Full documentation for the slurm scheduler can be found at the Slurm Home Page.
- Nodes on Wendian are available for purchase.
- Node purchases are Mines-subsidized for a per-node cost of $8500 / $10427 (high mem).
- When the number of PI-purchased nodes reaches 75% of the total, new nodes will be added.
- The percent of nodes kept from private (PI) purchase will remain at or above 25% of the total.
- New nodes acquired at policy-dictated intervals will be of the current generation.
- Queue management of this hybrid environment is outlined below, with periodic re-evaluation as HPC community experience evolves:
- There are two types of queue:
- Group: Comprises QoSes of nodes purchased by PIs;
- Full: Comprises all nodes on machine (including purchased nodes).
- There are two types of queue:
- Allocations on Wendian are by proposal.
- Allocations are awarded in fixed core-hours; upon expiration or depletion, priority for running jobs will decrease.
- Allocations will not be debited if users run jobs on their set of purchased nodes.
- Allocations will be charged for 36 core per node by jobs run as ‘exclusive’, regardless of cores used.
- A default amount of memory is set per job. Users are encouraged to request only the amount of memory needed by a job.
- Allocations will be charged based on the higher of two metrics; number of cores or amount of memory used; for nonexclusive jobs.

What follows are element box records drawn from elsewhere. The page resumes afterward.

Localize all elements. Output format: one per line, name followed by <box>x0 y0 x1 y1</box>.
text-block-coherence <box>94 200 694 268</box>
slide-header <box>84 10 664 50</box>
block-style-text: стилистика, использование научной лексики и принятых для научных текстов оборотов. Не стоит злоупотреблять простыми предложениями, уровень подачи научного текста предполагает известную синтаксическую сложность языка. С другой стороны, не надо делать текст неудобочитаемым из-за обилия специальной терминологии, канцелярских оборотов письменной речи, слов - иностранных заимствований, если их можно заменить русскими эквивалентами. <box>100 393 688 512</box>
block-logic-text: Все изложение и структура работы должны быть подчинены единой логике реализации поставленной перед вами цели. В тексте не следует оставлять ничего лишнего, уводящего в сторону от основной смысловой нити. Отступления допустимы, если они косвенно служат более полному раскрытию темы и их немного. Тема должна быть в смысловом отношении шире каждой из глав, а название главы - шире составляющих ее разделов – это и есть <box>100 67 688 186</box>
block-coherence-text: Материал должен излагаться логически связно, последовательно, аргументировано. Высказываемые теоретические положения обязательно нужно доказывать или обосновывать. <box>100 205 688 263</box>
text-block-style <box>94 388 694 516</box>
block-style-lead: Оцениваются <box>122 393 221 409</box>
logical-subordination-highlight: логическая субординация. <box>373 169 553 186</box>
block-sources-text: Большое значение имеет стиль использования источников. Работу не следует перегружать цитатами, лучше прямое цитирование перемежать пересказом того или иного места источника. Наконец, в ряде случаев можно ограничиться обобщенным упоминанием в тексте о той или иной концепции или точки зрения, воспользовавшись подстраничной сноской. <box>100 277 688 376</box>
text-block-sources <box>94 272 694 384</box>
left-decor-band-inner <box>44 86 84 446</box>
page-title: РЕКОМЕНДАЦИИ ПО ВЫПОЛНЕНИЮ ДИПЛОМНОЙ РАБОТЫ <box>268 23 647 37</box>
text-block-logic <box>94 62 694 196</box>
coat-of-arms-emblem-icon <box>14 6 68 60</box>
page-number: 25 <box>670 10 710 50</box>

- Wendian will have approximately 1 Pbyte (1000 Tbytes) of storage with the majority in scratch. Additional storage is available for research groups to purchase. Files stored in owned storage will not be purged, and are NOT BACKED UP.
- AuN is fully supported by Mines.
- Compute time will not be charged against allocations.
- Neither new allocations nor new users will be added to AuN, unless a specific request is accompanied by a proposal for Wendian.
- Tech Fee allows students who are not supported by a researcher to run on Mio. Use of Mio in this capacity precludes faculty from authorship of papers based on associated research.
- Research group members (students and faculty) may run on Mio if their research group has purchased nodes.
- Running on nodes outside of a research group’s partition (running in compute) exposes said job(s) to risk of pre-emption.
- Nodes on Mio that fail outside of warranty will be retired.
- Neither new nodes nor new research groups will be added to Mio.
- Directories of users who leave Mines will be deleted after 3 months. It is the PI’s responsibility to archive any desired data before that time.
- Directories inactive and not accessed for 1 year are subject to deletion. (Mines retains the right to remove directories should circumstances mandate).
- Wendian will have approximately 1 Pbyte (1000 Tbytes) of storage with a majority of the storage in scratch. Research groups may “purchase” additional storage. Files stored in owned storage will not expire and are not backed up.